Finalement, il s’était étendu sur sa chaise longue, près de la grande baie par où l’on découvrait un immense espace de mer… Des barques de pêche, au loin, fuyant l’orage toujours menaçant, rentraient au port de Trouville… D’un regard distrait, il suivait leurs manœuvres et leurs voilures grises…

Comme l’avait dit M. Georges, c’est vrai, je ne tenais pas en place… et je m’agitais, je m’agitais… afin d’inventer quelque chose qui occupât son esprit… Naturellement, je ne trouvais rien… et mon agitation ne calmait pas celle du malade…

– Pourquoi t’agiter ainsi?… Pourquoi t’énerver ainsi?… Reste auprès de moi…

Je lui avais demandé:

– Est-ce que vous n’aimeriez pas être sur ces petites barques, là-bas?… Moi, si!…

– Ne parle donc pas pour parler… À quoi bon dire des choses inutiles… Reste auprès de moi.

À peine assise près de lui, et la vue de la mer lui devenant tout à coup insupportable, il m’avait demandé de baisser le store de la baie…

– Ce faux jour m’exaspère… cette mer est horrible… Je ne veux pas la voir… Tout est horrible, aujourd’hui. Je ne veux rien voir, je ne veux voir que toi…

Doucement, je l’avais grondé.

– Ah! monsieur Georges, vous n’êtes pas sage… Ça n’est pas bien… Et si votre grand’mère venait, et qu’elle vous vît en cet état… vous la feriez encore pleurer!…

S’étant soulevé un peu sur les coussins:

– D’abord, pourquoi m’appelles-tu «monsieur Georges»?… Tu sais que cela me déplaît…

– Je ne peux pourtant pas vous appeler «monsieur Gaston»!

– Appelle-moi «Georges» tout court… méchante…

– Ça, je ne pourrais pas… je ne pourrais jamais!

Alors il avait soupiré.

– Est-ce curieux!… Tu es donc toujours une pauvre petite esclave?

Puis il s’était tu… Et le reste de la journée s’était écoulé, moitié dans l’énervement, moitié dans le silence, qui était aussi un énervement, et plus pénible…

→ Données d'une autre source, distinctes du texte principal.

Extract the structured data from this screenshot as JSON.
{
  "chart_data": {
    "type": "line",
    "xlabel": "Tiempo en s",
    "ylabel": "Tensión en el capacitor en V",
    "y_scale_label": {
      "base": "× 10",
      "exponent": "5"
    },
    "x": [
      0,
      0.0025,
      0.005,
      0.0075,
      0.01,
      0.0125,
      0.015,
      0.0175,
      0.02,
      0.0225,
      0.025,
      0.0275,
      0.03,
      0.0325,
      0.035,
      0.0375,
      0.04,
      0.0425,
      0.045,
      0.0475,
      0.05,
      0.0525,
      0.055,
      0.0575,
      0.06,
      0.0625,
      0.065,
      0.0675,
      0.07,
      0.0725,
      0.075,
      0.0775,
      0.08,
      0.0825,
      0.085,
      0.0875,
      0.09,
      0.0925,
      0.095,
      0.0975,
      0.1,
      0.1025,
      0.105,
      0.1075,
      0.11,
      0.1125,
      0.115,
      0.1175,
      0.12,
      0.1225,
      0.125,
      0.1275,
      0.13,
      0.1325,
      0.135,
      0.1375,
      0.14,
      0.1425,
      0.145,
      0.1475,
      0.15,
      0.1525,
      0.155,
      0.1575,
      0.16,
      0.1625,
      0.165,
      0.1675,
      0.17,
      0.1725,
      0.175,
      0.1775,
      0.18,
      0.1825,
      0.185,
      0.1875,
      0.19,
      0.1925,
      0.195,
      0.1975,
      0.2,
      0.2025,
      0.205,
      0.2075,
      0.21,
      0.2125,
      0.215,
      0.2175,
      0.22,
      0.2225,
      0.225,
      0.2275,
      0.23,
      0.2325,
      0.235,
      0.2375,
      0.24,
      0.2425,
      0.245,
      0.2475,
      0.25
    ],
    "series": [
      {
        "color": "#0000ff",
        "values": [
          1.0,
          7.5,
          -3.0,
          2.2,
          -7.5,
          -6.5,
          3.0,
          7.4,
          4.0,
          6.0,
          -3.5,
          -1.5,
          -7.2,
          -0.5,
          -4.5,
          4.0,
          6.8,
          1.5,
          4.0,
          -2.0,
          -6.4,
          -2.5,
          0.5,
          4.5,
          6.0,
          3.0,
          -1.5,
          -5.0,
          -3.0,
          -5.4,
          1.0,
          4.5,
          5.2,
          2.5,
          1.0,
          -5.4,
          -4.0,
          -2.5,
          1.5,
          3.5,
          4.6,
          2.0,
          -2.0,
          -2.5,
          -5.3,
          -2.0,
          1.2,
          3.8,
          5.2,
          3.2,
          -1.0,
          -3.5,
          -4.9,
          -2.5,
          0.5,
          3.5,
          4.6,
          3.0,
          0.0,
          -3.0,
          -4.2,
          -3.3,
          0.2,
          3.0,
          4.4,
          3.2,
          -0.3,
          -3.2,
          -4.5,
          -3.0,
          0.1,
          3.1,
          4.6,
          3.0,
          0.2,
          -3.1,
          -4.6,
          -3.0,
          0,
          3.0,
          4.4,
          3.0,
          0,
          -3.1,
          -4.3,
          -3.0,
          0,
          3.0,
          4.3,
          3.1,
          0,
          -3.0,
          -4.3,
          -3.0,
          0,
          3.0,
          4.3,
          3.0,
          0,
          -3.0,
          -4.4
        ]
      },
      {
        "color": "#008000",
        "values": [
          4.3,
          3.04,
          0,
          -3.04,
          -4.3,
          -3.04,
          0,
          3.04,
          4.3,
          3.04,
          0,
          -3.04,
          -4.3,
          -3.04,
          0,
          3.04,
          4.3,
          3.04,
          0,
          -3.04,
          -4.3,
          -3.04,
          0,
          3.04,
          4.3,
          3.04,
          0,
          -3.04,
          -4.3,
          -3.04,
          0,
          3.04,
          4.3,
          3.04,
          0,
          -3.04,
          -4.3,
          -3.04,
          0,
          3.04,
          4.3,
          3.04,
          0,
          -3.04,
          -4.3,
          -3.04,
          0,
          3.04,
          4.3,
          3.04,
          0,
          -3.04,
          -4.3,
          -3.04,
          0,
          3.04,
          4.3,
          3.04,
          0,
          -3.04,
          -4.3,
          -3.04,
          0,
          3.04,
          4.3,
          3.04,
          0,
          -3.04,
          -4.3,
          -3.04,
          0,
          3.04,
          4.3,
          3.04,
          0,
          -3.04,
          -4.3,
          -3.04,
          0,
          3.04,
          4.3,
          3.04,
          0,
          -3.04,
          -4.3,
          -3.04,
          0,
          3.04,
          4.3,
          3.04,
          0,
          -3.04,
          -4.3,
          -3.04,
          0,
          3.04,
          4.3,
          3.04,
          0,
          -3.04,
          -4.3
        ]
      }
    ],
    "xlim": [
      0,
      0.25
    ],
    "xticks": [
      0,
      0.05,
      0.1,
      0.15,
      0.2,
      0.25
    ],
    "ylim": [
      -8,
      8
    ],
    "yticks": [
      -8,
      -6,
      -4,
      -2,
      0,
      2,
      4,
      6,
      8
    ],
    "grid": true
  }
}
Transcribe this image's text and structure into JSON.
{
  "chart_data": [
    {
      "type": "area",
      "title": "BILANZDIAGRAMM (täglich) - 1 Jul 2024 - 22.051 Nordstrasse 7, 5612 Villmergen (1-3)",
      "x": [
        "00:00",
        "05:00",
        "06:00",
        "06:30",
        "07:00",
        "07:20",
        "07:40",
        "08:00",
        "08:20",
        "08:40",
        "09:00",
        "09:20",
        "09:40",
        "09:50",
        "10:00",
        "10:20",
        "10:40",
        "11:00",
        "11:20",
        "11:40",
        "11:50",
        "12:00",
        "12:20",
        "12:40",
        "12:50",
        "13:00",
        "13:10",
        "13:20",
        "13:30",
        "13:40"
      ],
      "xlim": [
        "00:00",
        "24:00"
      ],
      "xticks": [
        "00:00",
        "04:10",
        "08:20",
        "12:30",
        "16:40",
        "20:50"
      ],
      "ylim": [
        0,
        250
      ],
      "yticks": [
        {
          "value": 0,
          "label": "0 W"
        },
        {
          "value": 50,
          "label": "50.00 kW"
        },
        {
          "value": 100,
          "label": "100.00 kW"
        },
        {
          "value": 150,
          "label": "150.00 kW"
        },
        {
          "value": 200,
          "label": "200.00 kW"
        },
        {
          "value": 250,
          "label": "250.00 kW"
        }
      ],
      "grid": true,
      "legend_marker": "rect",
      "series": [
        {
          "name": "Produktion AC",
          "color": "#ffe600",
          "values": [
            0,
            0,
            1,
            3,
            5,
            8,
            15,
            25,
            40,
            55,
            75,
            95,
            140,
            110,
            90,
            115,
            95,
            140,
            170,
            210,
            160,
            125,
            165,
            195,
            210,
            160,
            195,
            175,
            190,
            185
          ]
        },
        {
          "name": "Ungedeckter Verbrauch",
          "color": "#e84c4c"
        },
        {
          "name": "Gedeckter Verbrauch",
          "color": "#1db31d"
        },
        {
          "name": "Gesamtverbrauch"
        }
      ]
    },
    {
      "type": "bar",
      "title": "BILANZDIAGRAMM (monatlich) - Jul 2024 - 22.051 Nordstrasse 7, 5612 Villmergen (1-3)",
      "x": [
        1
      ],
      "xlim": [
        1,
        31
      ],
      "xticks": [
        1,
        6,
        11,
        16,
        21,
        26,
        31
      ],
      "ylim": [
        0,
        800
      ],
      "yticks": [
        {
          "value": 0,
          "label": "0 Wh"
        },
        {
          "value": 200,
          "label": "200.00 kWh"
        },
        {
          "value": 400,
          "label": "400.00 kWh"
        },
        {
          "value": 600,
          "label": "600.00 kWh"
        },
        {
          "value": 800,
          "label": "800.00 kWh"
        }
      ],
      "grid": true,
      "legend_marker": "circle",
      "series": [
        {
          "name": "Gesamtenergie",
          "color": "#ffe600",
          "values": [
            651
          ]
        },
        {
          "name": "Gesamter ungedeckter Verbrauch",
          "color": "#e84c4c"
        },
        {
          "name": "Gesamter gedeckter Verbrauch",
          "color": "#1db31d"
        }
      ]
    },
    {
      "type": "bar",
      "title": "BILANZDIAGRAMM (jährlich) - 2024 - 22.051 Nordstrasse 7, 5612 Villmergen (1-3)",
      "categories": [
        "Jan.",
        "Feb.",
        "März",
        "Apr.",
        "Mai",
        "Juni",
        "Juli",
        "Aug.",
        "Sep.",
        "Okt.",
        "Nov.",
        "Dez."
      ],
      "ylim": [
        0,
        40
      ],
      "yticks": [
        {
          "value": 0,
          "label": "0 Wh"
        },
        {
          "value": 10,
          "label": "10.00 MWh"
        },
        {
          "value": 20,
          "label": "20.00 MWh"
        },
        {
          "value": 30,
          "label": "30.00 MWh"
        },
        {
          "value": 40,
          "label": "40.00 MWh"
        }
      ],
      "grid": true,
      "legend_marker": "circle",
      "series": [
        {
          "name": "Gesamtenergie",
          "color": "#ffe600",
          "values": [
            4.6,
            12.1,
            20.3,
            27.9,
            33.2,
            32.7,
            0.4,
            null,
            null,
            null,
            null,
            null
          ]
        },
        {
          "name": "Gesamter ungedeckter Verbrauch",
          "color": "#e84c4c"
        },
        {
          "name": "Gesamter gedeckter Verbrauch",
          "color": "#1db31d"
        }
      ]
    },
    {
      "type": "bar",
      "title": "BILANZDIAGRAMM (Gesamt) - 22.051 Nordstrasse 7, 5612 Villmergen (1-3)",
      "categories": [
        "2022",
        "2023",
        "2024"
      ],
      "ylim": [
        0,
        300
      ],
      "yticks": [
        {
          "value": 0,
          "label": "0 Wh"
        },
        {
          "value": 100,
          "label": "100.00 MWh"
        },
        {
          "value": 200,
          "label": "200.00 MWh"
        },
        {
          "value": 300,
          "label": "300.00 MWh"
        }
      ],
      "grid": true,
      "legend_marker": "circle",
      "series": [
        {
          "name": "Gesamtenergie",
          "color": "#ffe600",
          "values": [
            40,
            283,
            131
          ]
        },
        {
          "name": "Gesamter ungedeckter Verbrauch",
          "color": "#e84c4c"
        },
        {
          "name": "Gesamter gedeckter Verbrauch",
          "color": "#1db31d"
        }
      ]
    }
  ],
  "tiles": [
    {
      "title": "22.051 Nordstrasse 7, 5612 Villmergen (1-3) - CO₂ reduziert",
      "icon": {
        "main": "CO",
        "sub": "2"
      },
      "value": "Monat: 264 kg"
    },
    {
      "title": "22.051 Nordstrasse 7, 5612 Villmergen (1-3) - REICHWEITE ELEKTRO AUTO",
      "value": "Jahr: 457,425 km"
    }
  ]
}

Après le dîner, le soir, l’orage enfin éclata. Le vent se mit à souffler avec violence, la mer à battre la digue avec un grand bruit sourd… M. Georges ne voulut pas se coucher… Il sentait qu’il lui serait impossible de dormir, et c’est si long, dans un lit, les nuits sans sommeil!… Lui, sur la chaise longue, moi, assise près d’une petite table sur laquelle brûlait, voilée d’un abat-jour, une lampe qui répandait autour de nous une clarté rose et très douce, nous ne disions rien… Quoique ses yeux fussent plus brillants que de coutume, M. Georges semblait plus calme… et le reflet rose de la lampe avivait son teint, dessinait, dans de la lumière, les traits de sa figure fine et charmante… Moi, je travaillais à un ouvrage de couture.